Le point d’entrée par lequel LIHE a renforcé la conscience de soi, l’autonomie et la capacité de développement des communautés a été l’aide qu’elle a fournie pour établir des fonds mutuels communautaires, qui suivent cinq principes convenus. Premièrement, chaque ménage a une possibilité égale et entièrement volontaire de participer au fonds et d’emprunter des ressources. Deuxièmement, LIHE peut apporter son soutien en cofinançant des initiatives, mais les ressources de la communauté doivent toujours être la source la plus importante du budget, afin que sa voix reste décisive. Troisièmement, seul un tiers des ménages peut obtenir un prêt à chaque cycle de prêt. Quatrièmement, la communauté gère directement le prêt : les ménages peuvent alternativement enquêter et gérer, ou recevoir, les prêts. Cinquièmement, chaque ménage qui emprunte des ressources doit respecter ses obligations ou payer une compensation punitive.
L’approche de LIHE se concentre sur le soutien aux discussions de la communauté et sur l’élaboration des règlements par le biais de mécanismes démocratiques. Jusqu’à présent, 27 communautés ont créé leurs fonds communs de placement, desservant 635 ménages. Cela a permis de leur apporter un soutien économique pour améliorer leurs moyens de subsistance, mais aussi de renforcer les liens entre les membres des communautés. Le jour du remboursement annuel et de la réémission des prêts est devenu une fête rituelle pour les communautés, ce qui facilite effectivement leur cohésion et leur vitalité internes, ainsi que l’apprentissage, la sagesse et la solidarité collectifs.

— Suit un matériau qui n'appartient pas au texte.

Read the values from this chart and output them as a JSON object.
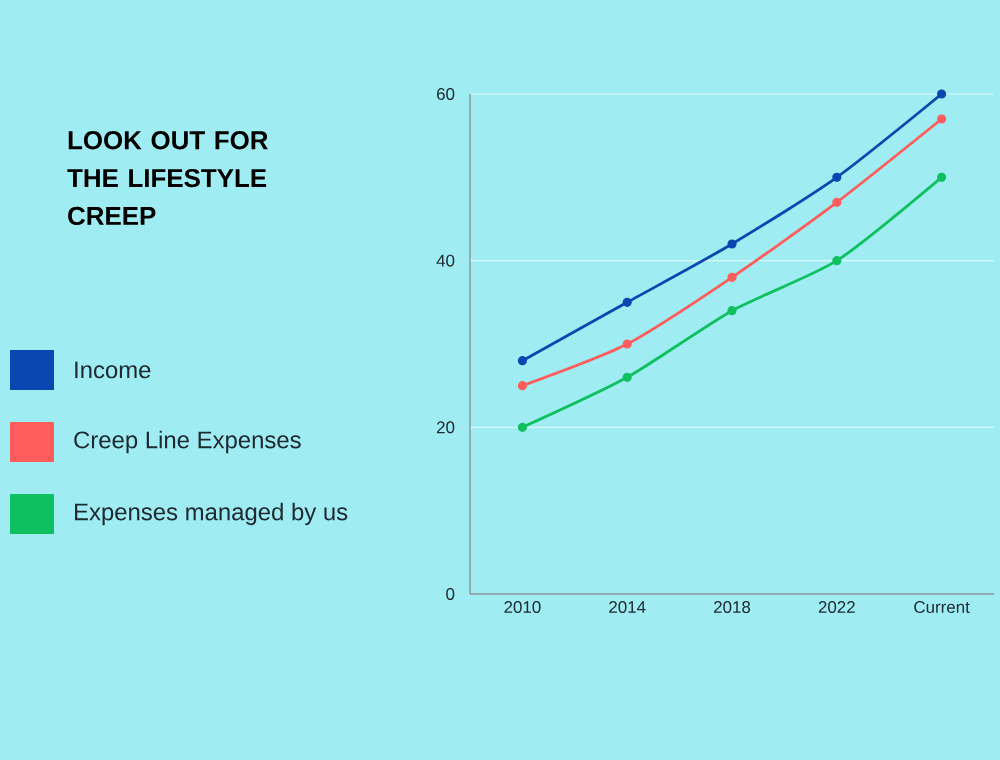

Le fonds mutuel communautaire est un excellent point d’entrée. Après s’être mis d’accord sur les règles du fonds mutuel, les membres de la communauté peuvent s’appuyer sur leur expérience pour faire revivre le code et la réglementation de leur village en matière de conservation de la nature. Le fait même de démontrer que l’autogestion des ressources financières est possible favorise l’émergence de capacités cachées d’autogestion dans tous les autres aspects de la vie communautaire… comme la gestion des biens communs naturels. Cela permet également d’amener à la conscience collective une variété de préoccupations communes et de moyens ingénieux pour relier les personnes qui participent à la vie de la communauté. Par exemple, en 2010, la communauté de Xinfang a décidé de relier directement son fonds commun de placement à la conservation de la nature. Tous les ménages ont décidé d’interdire l’abattage d’arbres dans la forêt et ont prescrit que tout contrevenant soit « retiré » du fonds commun de placement. Ce fut le premier code de village qui incluait clairement des règlements pour la conservation de la nature dans la ville de Lijiang, au Yunnan !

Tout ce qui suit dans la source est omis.